Attackers have demonstrated sophisticated techniques to probe ICS appliance versions before launching attacks, specifically targeting vulnerabilities in specific software versions.
Mirai Botnet Variant Exploits Four-Faith Router Vulnerability for DDoS Attacks
A Mirai botnet variant has been found exploiting a newly disclosed security flaw impacting Four-Faith industrial routers since early November 2024 with the goal of conducting distributed denial-of-service (DDoS) attacks.
The botnet maintains approximately 15,000 daily active IP addresses, with the infections primarily scattered across China, Iran, Russia, Turkey, and the United States.
Exploiting an arsenal of over 20 known security vulnerabilities and weak Telnet credentials for initial access, the malware is known to have been active since February 2024. The botnet has been dubbed “gayfemboy” in reference to the offensive term present in the source code.

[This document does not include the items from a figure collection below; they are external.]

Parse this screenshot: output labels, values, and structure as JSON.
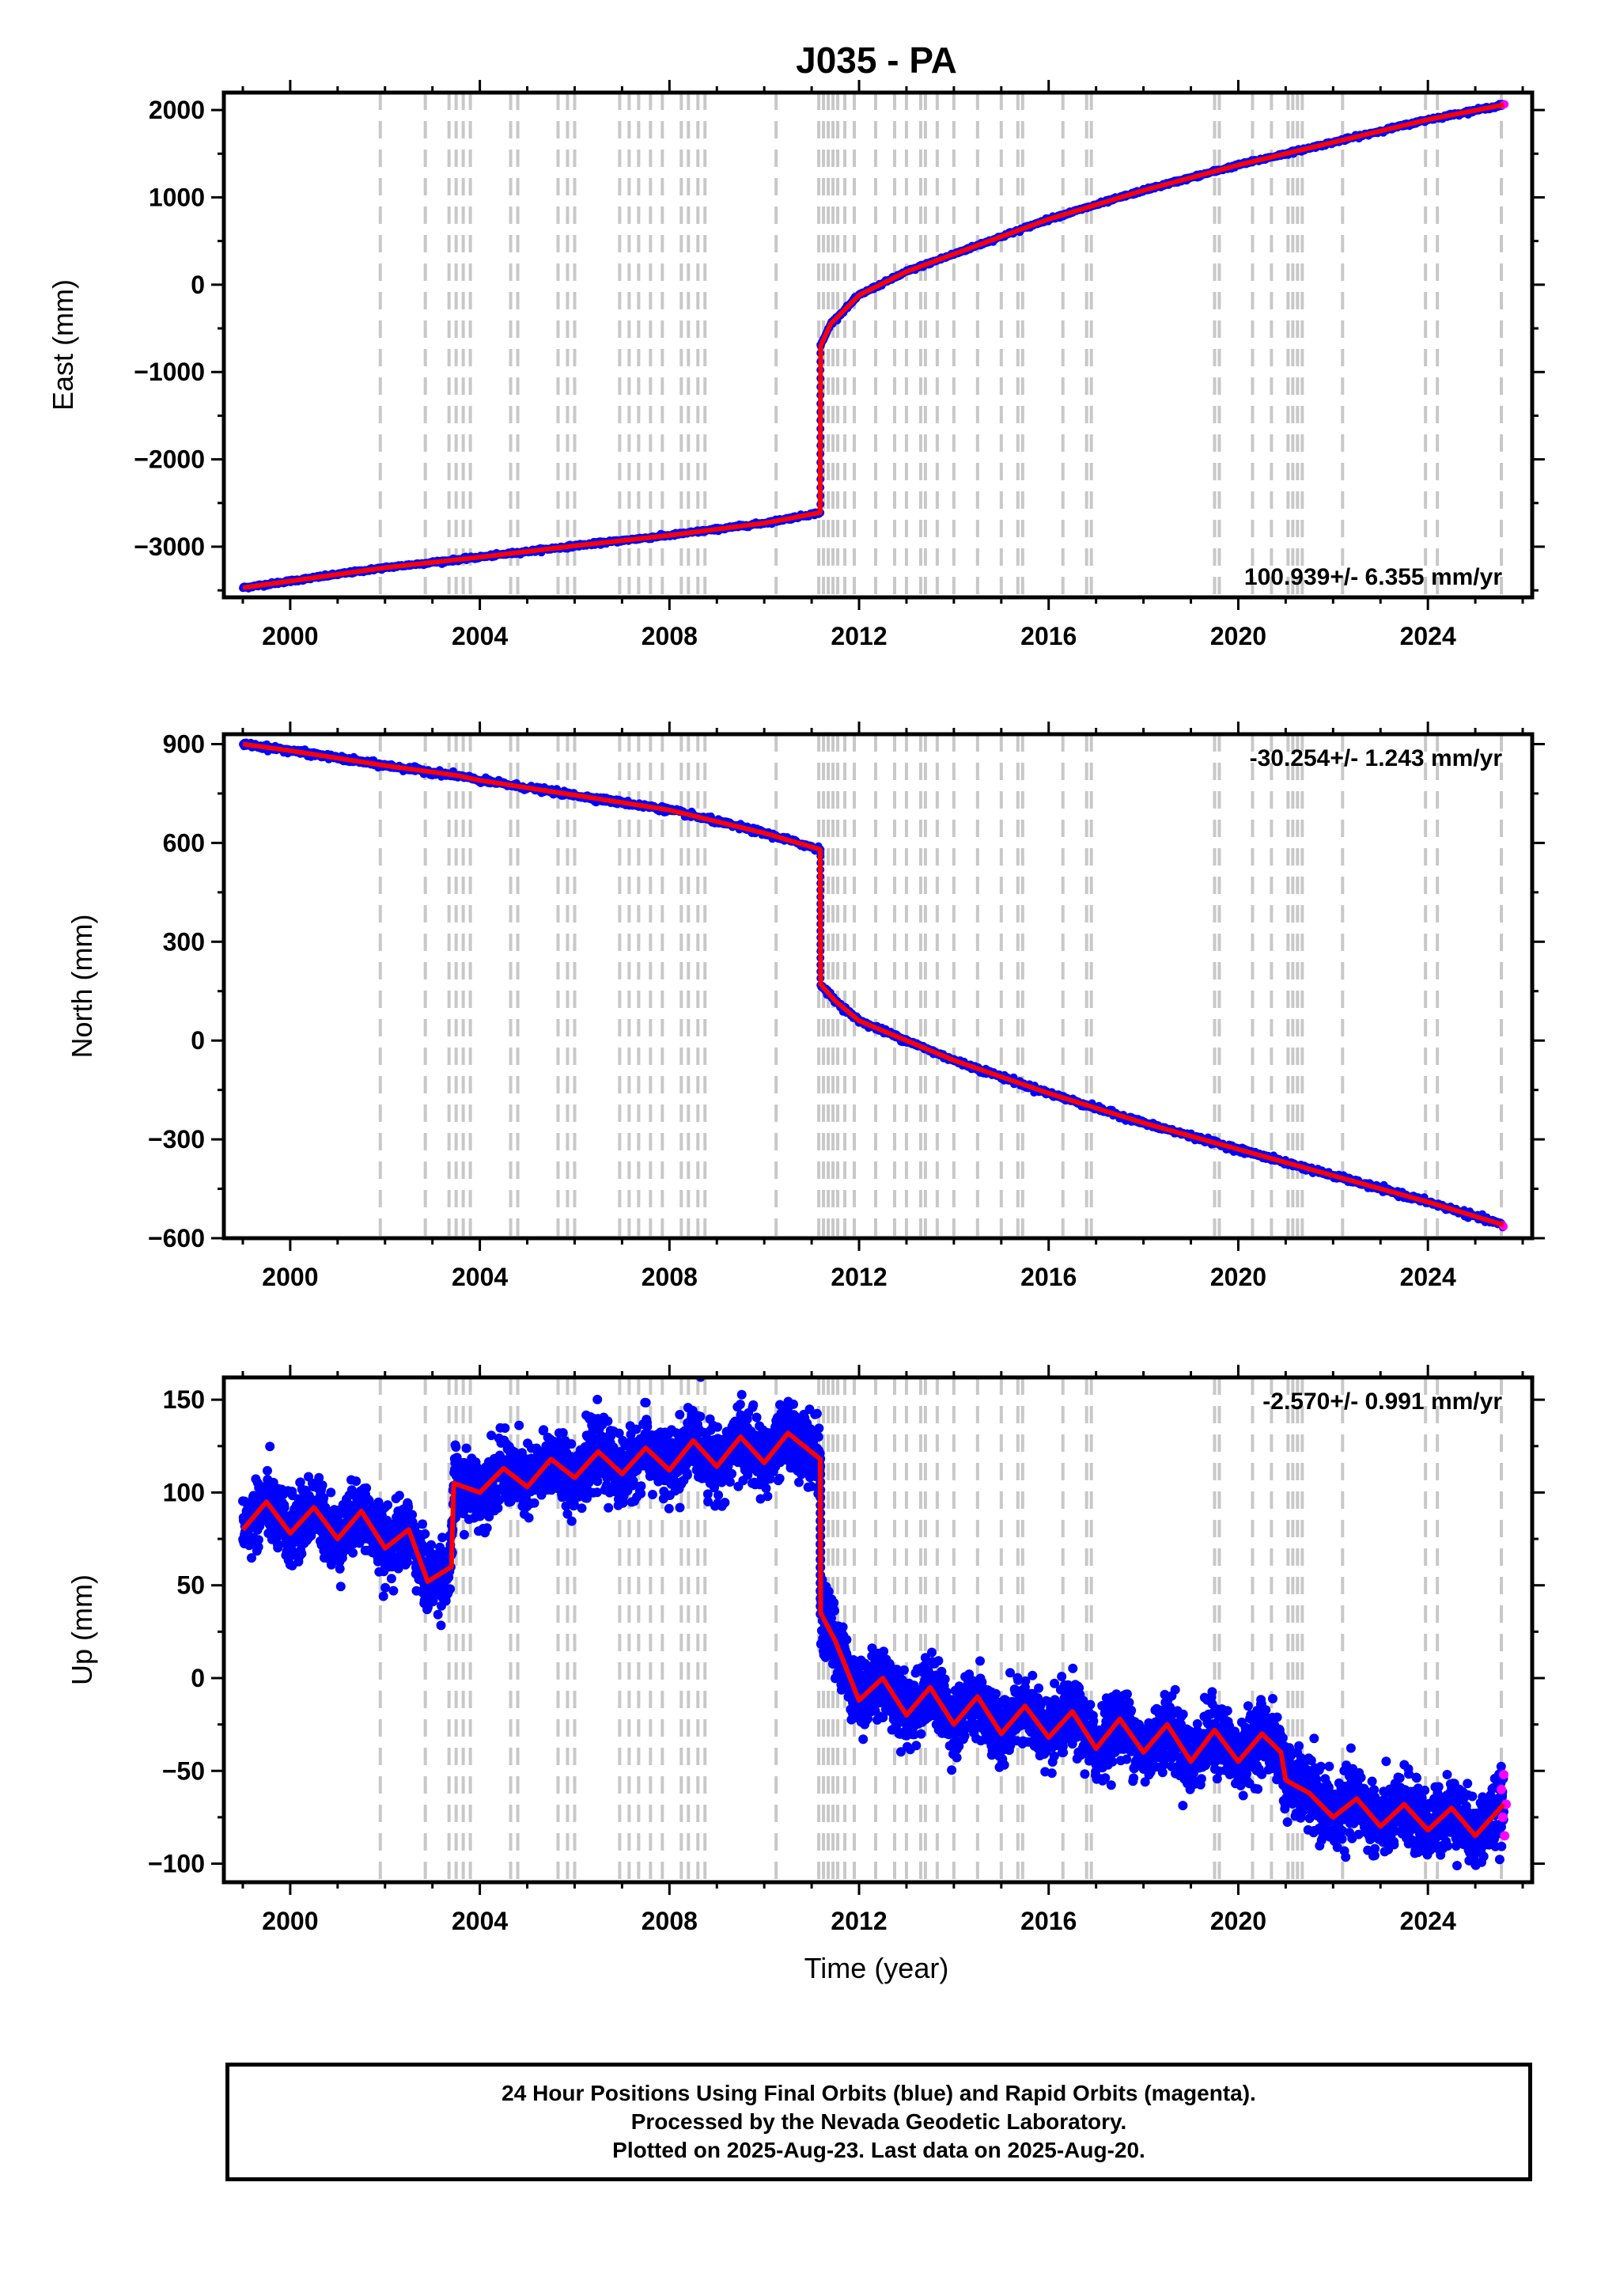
{
  "title": "J035 - PA",
  "x_axis_label": "Time (year)",
  "colors": {
    "final": "#0000ff",
    "rapid": "#ff00ff",
    "model": "#ff0000",
    "events": "#c8c8c8"
  },
  "footer": {
    "line1": "24 Hour Positions Using Final Orbits (blue) and Rapid Orbits (magenta).",
    "line2": "Processed by the Nevada Geodetic Laboratory.",
    "line3": "Plotted on 2025-Aug-23. Last data on 2025-Aug-20."
  },
  "chart_data": [
    {
      "type": "scatter",
      "ylabel": "East (mm)",
      "rate": "100.939+/- 6.355 mm/yr",
      "xlim": [
        1998.6,
        2026.2
      ],
      "ylim": [
        -3580,
        2200
      ],
      "xticks": [
        2000,
        2004,
        2008,
        2012,
        2016,
        2020,
        2024
      ],
      "yticks": [
        -3000,
        -2000,
        -1000,
        0,
        1000,
        2000
      ],
      "ytick_labels": [
        "−3000",
        "−2000",
        "−1000",
        "0",
        "1000",
        "2000"
      ],
      "series": [
        {
          "role": "model",
          "x": [
            1999.0,
            2002.0,
            2004.0,
            2006.0,
            2008.0,
            2010.0,
            2011.18,
            2011.19,
            2011.4,
            2012.0,
            2013.0,
            2014.0,
            2016.0,
            2018.0,
            2020.0,
            2022.0,
            2024.0,
            2025.6
          ],
          "y": [
            -3470,
            -3240,
            -3120,
            -2990,
            -2870,
            -2730,
            -2610,
            -700,
            -450,
            -120,
            150,
            350,
            750,
            1080,
            1370,
            1630,
            1890,
            2060
          ]
        }
      ],
      "rapid_points": {
        "x": [
          2025.58,
          2025.6,
          2025.62
        ],
        "y": [
          2055,
          2062,
          2066
        ]
      }
    },
    {
      "type": "scatter",
      "ylabel": "North (mm)",
      "rate": "-30.254+/- 1.243 mm/yr",
      "xlim": [
        1998.6,
        2026.2
      ],
      "ylim": [
        -600,
        930
      ],
      "xticks": [
        2000,
        2004,
        2008,
        2012,
        2016,
        2020,
        2024
      ],
      "yticks": [
        -600,
        -300,
        0,
        300,
        600,
        900
      ],
      "ytick_labels": [
        "−600",
        "−300",
        "0",
        "300",
        "600",
        "900"
      ],
      "series": [
        {
          "role": "model",
          "x": [
            1999.0,
            2000.0,
            2002.0,
            2003.5,
            2004.0,
            2006.0,
            2008.0,
            2010.0,
            2011.18,
            2011.19,
            2011.5,
            2012.0,
            2013.0,
            2014.0,
            2016.0,
            2018.0,
            2020.0,
            2022.0,
            2024.0,
            2025.6
          ],
          "y": [
            900,
            880,
            835,
            805,
            790,
            745,
            700,
            630,
            580,
            170,
            120,
            60,
            0,
            -60,
            -160,
            -250,
            -330,
            -410,
            -490,
            -560
          ]
        }
      ],
      "rapid_points": {
        "x": [
          2025.58,
          2025.6
        ],
        "y": [
          -560,
          -565
        ]
      }
    },
    {
      "type": "scatter",
      "ylabel": "Up (mm)",
      "rate": "-2.570+/- 0.991 mm/yr",
      "xlim": [
        1998.6,
        2026.2
      ],
      "ylim": [
        -110,
        162
      ],
      "xticks": [
        2000,
        2004,
        2008,
        2012,
        2016,
        2020,
        2024
      ],
      "yticks": [
        -100,
        -50,
        0,
        50,
        100,
        150
      ],
      "ytick_labels": [
        "−100",
        "−50",
        "0",
        "50",
        "100",
        "150"
      ],
      "series": [
        {
          "role": "model",
          "x": [
            1999.0,
            1999.5,
            2000.0,
            2000.5,
            2001.0,
            2001.5,
            2002.0,
            2002.5,
            2002.9,
            2003.4,
            2003.45,
            2004.0,
            2004.5,
            2005.0,
            2005.5,
            2006.0,
            2006.5,
            2007.0,
            2007.5,
            2008.0,
            2008.5,
            2009.0,
            2009.5,
            2010.0,
            2010.5,
            2011.18,
            2011.19,
            2011.5,
            2012.0,
            2012.5,
            2013.0,
            2013.5,
            2014.0,
            2014.5,
            2015.0,
            2015.5,
            2016.0,
            2016.5,
            2017.0,
            2017.5,
            2018.0,
            2018.5,
            2019.0,
            2019.5,
            2020.0,
            2020.5,
            2020.9,
            2021.0,
            2021.5,
            2022.0,
            2022.5,
            2023.0,
            2023.5,
            2024.0,
            2024.5,
            2025.0,
            2025.6
          ],
          "y": [
            80,
            95,
            78,
            92,
            75,
            90,
            70,
            80,
            52,
            60,
            105,
            100,
            113,
            103,
            118,
            108,
            122,
            110,
            124,
            112,
            128,
            114,
            130,
            116,
            132,
            118,
            35,
            20,
            -12,
            0,
            -20,
            -5,
            -25,
            -10,
            -30,
            -15,
            -32,
            -18,
            -38,
            -22,
            -40,
            -25,
            -45,
            -28,
            -45,
            -30,
            -40,
            -55,
            -62,
            -75,
            -65,
            -80,
            -68,
            -82,
            -70,
            -85,
            -68
          ]
        }
      ],
      "rapid_points": {
        "x": [
          2025.55,
          2025.58,
          2025.6,
          2025.62,
          2025.65
        ],
        "y": [
          -60,
          -75,
          -52,
          -85,
          -68
        ]
      }
    }
  ],
  "event_lines": [
    2001.9,
    2002.85,
    2003.35,
    2003.5,
    2003.65,
    2003.8,
    2004.65,
    2004.8,
    2005.65,
    2005.85,
    2006.0,
    2006.95,
    2007.15,
    2007.35,
    2007.6,
    2007.85,
    2008.25,
    2008.4,
    2008.6,
    2008.75,
    2010.25,
    2011.15,
    2011.25,
    2011.35,
    2011.45,
    2011.55,
    2011.7,
    2011.9,
    2012.35,
    2012.75,
    2013.0,
    2013.3,
    2013.4,
    2013.65,
    2014.0,
    2014.5,
    2015.0,
    2015.35,
    2015.45,
    2016.3,
    2016.8,
    2016.9,
    2019.5,
    2019.6,
    2020.3,
    2020.7,
    2021.05,
    2021.15,
    2021.25,
    2021.35,
    2022.2,
    2023.95,
    2024.2,
    2025.55
  ]
}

QiAnXin XLab said it observed the malware leveraging a zero-day vulnerability in industrial routers manufactured by China-based Four-Faith to deliver the artifacts as early as November 9, 2024.
The vulnerability in question is CVE-2024-12856 (CVSS score: 7.2), which refers to an operating system (OS) command injection bug affecting router models F3x24 and F3x36 by taking advantage of unchanged default credentials.
Once launched, the malware attempts to hide malicious processes and implements a Mirai-based command format to scan for vulnerable devices, update itself, and launch DDoS attacks against targets of interest.
Unpatched critical flaws impact Fancy Product Designer WordPress plugin
Premium WordPress plugin Fancy Product Designer from Radykal is vulnerable to two critical severity flaws that remain unfixed in the current latest version.
With more than 20,000 sales, the plugin allows customization of product designs (e.g. clothing, mugs, phone cases) on WooCommerce sites by changing colours, transforming text, or modifying the size.
While examining the plugin, Patchstack’s Rafie Muhammad discovered on March 17, 2024, that the plugin was vulnerable to the following two critical flaws:
CVE-2024-51919 (CVSS score: 9.0): Unauthenticated arbitrary file upload vulnerability caused by an insecure implementation of file upload functions ‘save_remote_file’ and ‘fpd_admin_copy_file,’ that do not properly validate or restrict file types. Attackers can exploit this by supplying a remote URL to upload malicious files, achieving remote code execution (RCE).
CVE-2024-51818 (CVSS score: 9.3): Unauthenticated SQL injection flaw caused by the improper sanitization of user inputs due to the use of the insufficient ‘strip_tags.’ User-supplied input is directly integrated into database queries without proper validation, potentially leading to database compromise, data retrieval, modification, and deletion.